Correct me if I'm wrong, but 0.1% of S&P 500 seems exceedingly huge when you consider how much of the economy is represented in the S&P 500.
https://www.slickcharts.com/sp500

At .1% they'll have the same weight as something like DoorDash.

To be pedantic, the S&P 500 is a large portion of the stock market, not the economy. Its value is about 75% of the value in stocks. But stocks are only 25% of all stores value. Real estate is twice the size of the stock market. The rest is mostly corporate and govt bonds.

This is why the real estate crash of 2008 caused the Great Recession, while the Internet Bubble bursting was a small recession.

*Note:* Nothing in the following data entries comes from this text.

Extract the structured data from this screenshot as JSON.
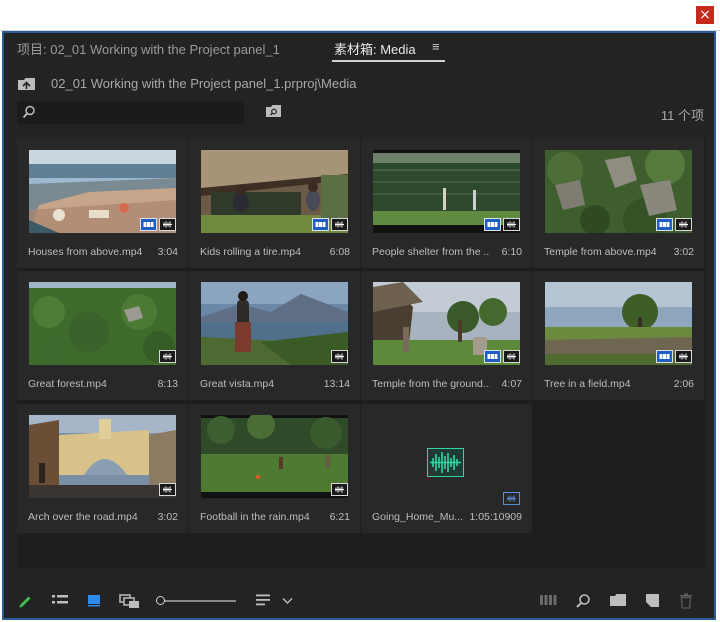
{
  "window": {
    "close_glyph": "×"
  },
  "tabs": [
    {
      "label": "项目: 02_01 Working with the Project panel_1",
      "active": false
    },
    {
      "label": "素材箱: Media",
      "active": true
    }
  ],
  "tab_menu_glyph": "≡",
  "path": "02_01 Working with the Project panel_1.prproj\\Media",
  "search": {
    "placeholder": ""
  },
  "item_count": "11 个项",
  "clips": [
    {
      "name": "Houses from above.mp4",
      "duration": "3:04",
      "thumb": "houses",
      "video_badge": true,
      "audio_badge": true
    },
    {
      "name": "Kids rolling a tire.mp4",
      "duration": "6:08",
      "thumb": "kids",
      "video_badge": true,
      "audio_badge": true
    },
    {
      "name": "People shelter from the ...",
      "duration": "6:10",
      "thumb": "shelter",
      "video_badge": true,
      "audio_badge": true
    },
    {
      "name": "Temple from above.mp4",
      "duration": "3:02",
      "thumb": "temple-above",
      "video_badge": true,
      "audio_badge": true
    },
    {
      "name": "Great forest.mp4",
      "duration": "8:13",
      "thumb": "forest",
      "video_badge": false,
      "audio_badge": true
    },
    {
      "name": "Great vista.mp4",
      "duration": "13:14",
      "thumb": "vista",
      "video_badge": false,
      "audio_badge": true
    },
    {
      "name": "Temple from the ground...",
      "duration": "4:07",
      "thumb": "temple-ground",
      "video_badge": true,
      "audio_badge": true
    },
    {
      "name": "Tree in a field.mp4",
      "duration": "2:06",
      "thumb": "tree",
      "video_badge": true,
      "audio_badge": true
    },
    {
      "name": "Arch over the road.mp4",
      "duration": "3:02",
      "thumb": "arch",
      "video_badge": false,
      "audio_badge": true
    },
    {
      "name": "Football in the rain.mp4",
      "duration": "6:21",
      "thumb": "football",
      "video_badge": false,
      "audio_badge": true
    },
    {
      "name": "Going_Home_Mu...",
      "duration": "1:05:10909",
      "thumb": "audio-only",
      "video_badge": false,
      "audio_badge": true
    }
  ],
  "icons": {
    "folder_up": "folder-up-icon",
    "search": "search-icon",
    "new_bin": "new-bin-icon",
    "bottom": [
      "pencil-icon",
      "list-view-icon",
      "icon-view-icon",
      "freeform-view-icon",
      "zoom-slider",
      "sort-icon",
      "chevron-down-icon",
      "automate-sequence-icon",
      "find-icon",
      "new-bin-icon",
      "new-item-icon",
      "trash-icon"
    ]
  },
  "colors": {
    "panel_bg": "#232323",
    "focus_border": "#2d5b9a",
    "accent_blue": "#2d8ceb",
    "pencil_green": "#3fbf4f",
    "audio_green": "#2fd6a6"
  }
}
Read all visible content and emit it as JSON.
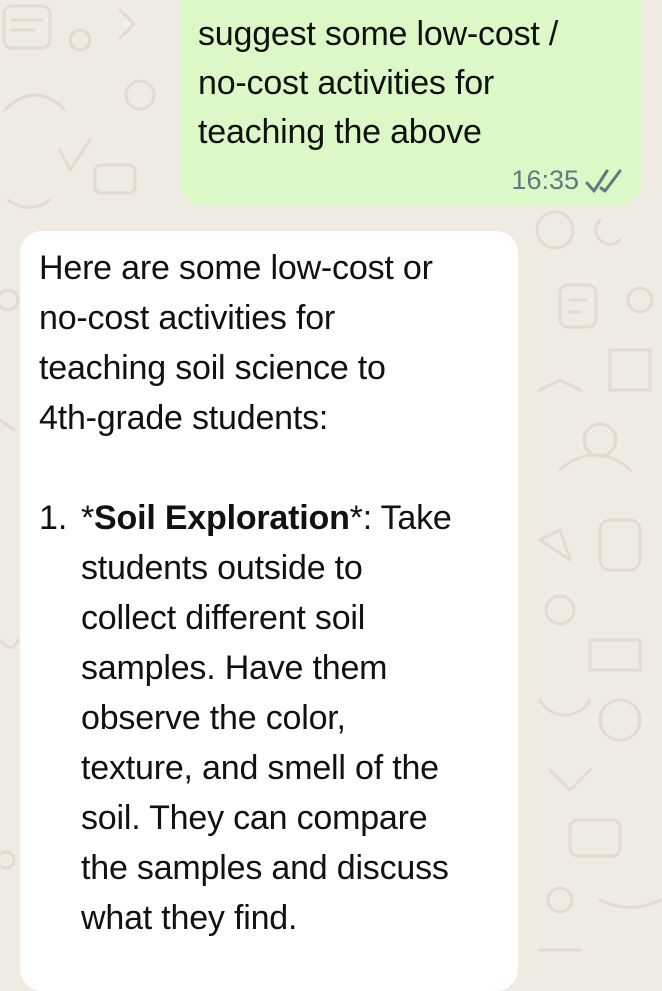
{
  "outgoing_message": {
    "text": "suggest some low-cost /\nno-cost activities for\nteaching the above",
    "time": "16:35",
    "status_icon": "double-check-icon",
    "bubble_color": "#dcf8c6"
  },
  "incoming_message": {
    "intro": "Here are some low-cost or\nno-cost activities for\nteaching soil science to\n4th-grade students:",
    "items": [
      {
        "number": "1.",
        "prefix": "*",
        "title": "Soil Exploration",
        "suffix": "*: Take",
        "body": "students outside to\ncollect different soil\nsamples. Have them\nobserve the color,\ntexture, and smell of the\nsoil. They can compare\nthe samples and discuss\nwhat they find."
      }
    ],
    "bubble_color": "#ffffff"
  },
  "theme": {
    "background": "#efeae2",
    "meta_text_color": "#667781"
  }
}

This really makes it clear. Thank you!
>The NASDAQ 100 is an exception, and has changed its rules to weight companies at up to three times their free float, in an apparent effort to woo Mr Musk.

im not a finance guy, can someone explain to me why the nasdaq would want to "woo" someone specifically? what benefit would nasdaq get? or, alternatively, what harm would befall nasdaq for not woo-ing musk?

Nasdaq earns money every time a stock is traded on their exchange (a very small amount per trade, but it adds up) in addition to other listing fees that the company pays. So it's definitely in their interest if Musk chooses to list SpaceX on Nasdaq instead of, say, NYSE.
how dare you come in with rationality in the face of ELON BAD
It's still extremely corrupt, and done to benefit a very small group of people. Dismissing the criticism like this is directly against the rules and spirit of hackernews to assume good faith
You're using the word corruption without any solid evidence. The decision for the rule change has been clearly explained.